Marianne République

Montpellier / Hérault / 2019

La ZAC République sur le quartier Port-Marianne développe une nouvelle façon de vivre adaptée au climat méditerranéen, tout en étant attractif, innovant, soucieux des ambitions environnementales et pérenne.

Le site de 21 ha est une des entrées sud de la ville, au carrefour de grandes infrastructures. Son paysage est caractérisé par un bassin de rétention, futur parc métropolitain, qui absorbe les eaux de crue de la Lironde, dont le cours d’eau est une des composantes paysagères majeures de la ZAC et du quartier Port-Marianne. Afin de valoriser cette opportunité paysagère et ce relais écologique pour le territoire, le projet s’organise autour d’une place-ponton en belvédère sur le Parc et la Lironde, centralité du nouveau quartier adressé au Sud.

Le projet développe sur les 11 ha restants, 12 unités de voisinage, composées suivant le cours d’eau et le Parc, qui bordent scrupuleusement les rues, à l’alignement, de façon à la conforter dans leur rôle de vecteur de vie citoyenne. Leur mixité programmatique alliant commerces et logements, voire bureaux marque la ville des courtes distances.

Chaque unité d’habitation propose une mixité typologique : les logements collectifs s’implantent sur la périphérie adressés à la rue ; les logements intermédiaires, plutôt au sud des parcelles profitent de terrasses végétalisées sur le cœur d’îlot ; les logements individuels profitent de jardins privatifs au Sud, au cœur de l’unité d’habitation.

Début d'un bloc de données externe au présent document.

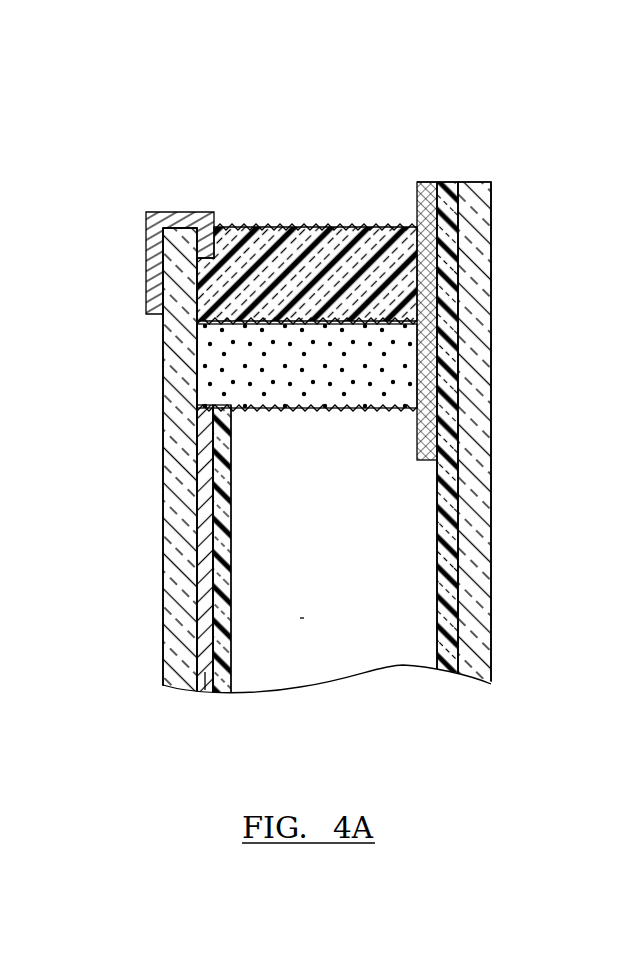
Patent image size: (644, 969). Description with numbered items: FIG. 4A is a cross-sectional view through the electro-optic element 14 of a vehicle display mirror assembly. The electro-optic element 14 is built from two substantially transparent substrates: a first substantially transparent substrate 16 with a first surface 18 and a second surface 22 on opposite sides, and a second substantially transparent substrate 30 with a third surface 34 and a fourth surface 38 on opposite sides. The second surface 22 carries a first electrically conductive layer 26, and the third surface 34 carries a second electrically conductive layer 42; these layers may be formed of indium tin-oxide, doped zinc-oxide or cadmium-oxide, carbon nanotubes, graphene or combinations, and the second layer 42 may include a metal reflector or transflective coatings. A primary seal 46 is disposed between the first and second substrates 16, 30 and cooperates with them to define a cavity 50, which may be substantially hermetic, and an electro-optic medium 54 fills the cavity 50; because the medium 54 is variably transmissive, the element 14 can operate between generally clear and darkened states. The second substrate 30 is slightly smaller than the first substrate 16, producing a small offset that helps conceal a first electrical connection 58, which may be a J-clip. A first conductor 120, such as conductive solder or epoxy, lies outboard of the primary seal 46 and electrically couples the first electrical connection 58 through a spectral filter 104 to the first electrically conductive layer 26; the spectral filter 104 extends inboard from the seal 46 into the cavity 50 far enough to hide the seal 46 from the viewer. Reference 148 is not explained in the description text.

Par endroit, de petits équipements collectifs, destinés à la copropriété ou ouverts au public, proposent crèche, laverie collective, petite salle de sport, ateliers de travaux manuels ou salle associative à l’ensemble des résidents.

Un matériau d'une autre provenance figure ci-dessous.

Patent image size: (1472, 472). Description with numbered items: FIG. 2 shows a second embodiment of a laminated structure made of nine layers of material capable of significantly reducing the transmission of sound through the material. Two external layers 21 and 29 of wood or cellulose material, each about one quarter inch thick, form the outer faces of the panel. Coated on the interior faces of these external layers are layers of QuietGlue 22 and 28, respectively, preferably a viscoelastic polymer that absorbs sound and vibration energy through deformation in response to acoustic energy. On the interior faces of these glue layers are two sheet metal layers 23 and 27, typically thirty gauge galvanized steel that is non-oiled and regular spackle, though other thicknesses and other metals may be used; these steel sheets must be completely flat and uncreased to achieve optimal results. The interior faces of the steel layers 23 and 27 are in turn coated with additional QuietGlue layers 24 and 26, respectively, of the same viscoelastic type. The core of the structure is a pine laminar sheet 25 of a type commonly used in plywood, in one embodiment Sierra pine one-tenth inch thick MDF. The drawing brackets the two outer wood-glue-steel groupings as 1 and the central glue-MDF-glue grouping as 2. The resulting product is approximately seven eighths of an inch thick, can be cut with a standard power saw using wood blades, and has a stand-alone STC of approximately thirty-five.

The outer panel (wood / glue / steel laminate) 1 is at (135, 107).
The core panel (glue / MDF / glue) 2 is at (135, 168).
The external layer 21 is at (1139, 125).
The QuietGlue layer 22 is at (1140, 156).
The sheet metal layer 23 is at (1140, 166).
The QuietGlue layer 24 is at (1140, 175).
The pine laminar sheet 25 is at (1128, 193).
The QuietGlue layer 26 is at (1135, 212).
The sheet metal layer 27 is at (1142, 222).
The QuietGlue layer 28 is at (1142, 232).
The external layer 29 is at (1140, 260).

Les stationnements ne sont pas enterrés mais intégrés aux constructions sur plusieurs niveaux, ou demi-niveaux, créant ainsi une topographie artificielle en gradin support de la nature. Ces stationnements ne sont jamais visibles de la rue, tous les rez-de-chaussée sur l’espace public étant occupés par les halls d’entrée, des activités, des commerces et par des «maisons intégrées» ou des « ateliers-logements ».

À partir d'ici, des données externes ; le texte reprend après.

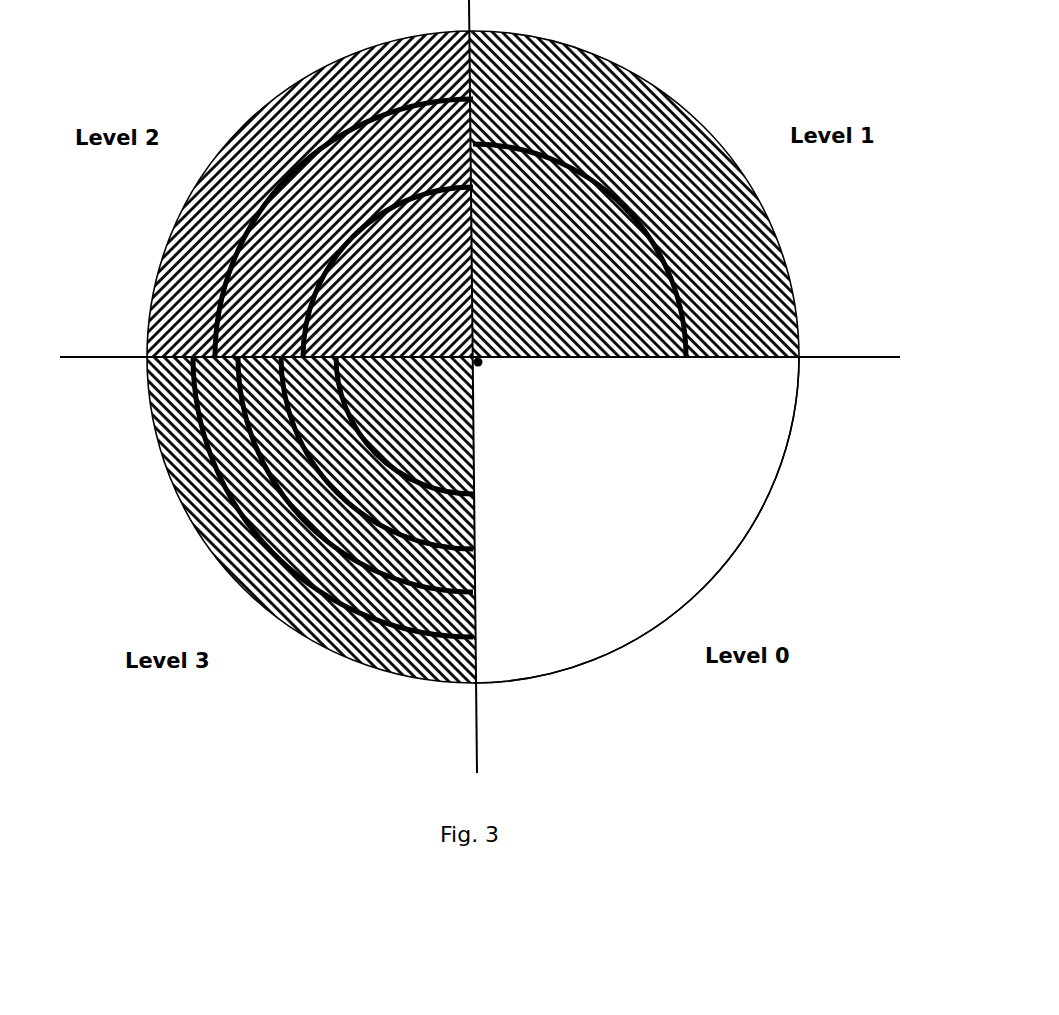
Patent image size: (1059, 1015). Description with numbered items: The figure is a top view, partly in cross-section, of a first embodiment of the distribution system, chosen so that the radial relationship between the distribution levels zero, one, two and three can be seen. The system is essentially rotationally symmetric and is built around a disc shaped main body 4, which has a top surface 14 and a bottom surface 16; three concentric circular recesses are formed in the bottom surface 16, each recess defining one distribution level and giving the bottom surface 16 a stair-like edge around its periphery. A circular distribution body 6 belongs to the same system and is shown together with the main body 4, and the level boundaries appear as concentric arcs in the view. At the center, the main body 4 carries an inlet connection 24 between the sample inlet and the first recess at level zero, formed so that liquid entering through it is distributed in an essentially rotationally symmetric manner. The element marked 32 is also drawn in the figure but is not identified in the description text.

The main body 4 is at (470, 386).
The top surface 14 is at (597, 98).
The bottom surface 16 is at (636, 520).
The circular distribution body 6 is at (450, 324).
The inlet connection 24 is at (485, 364).
The level 3 ring 32 is at (265, 490).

La variété de hauteurs et les grandes ouvertures au Sud laissent pénétrer un maximum de soleil au cœur de l’îlot. Les logements sont disposés en fonction des vues des immeubles en périphérie et des vis-à-vis. Ils ont tous une terrasse, un balcon ou une loggia où l’on peut installer à minima une table et quatre chaises. L’intimité du logement est préservée mais le partage de l’espace est privilégié.

La majorité des espaces verts est aménagée en jardins suspendus sur les toits des parkings offrant pour chaque logement la proximité à un jardin commun. L’« espace partagé », destiné aux rencontres, aux fêtes et aux enfants, est situé précisément à l’ouverture de l’îlot, au premier niveau, au sud, afin d’être directement accessible depuis la rue. Les espaces de biodiversité, inaccessibles, un peu sauvage favorisent l’installation d’une biodiversité protégée. Les jardins privatifs situés à différents niveaux offrent un rapport de voisinage inédit ; tandis que les espaces de « passages » permettent de cheminer à travers les gradins de l’îlot et se rendre à son logement autrement que par les cages d’escalier sur rue.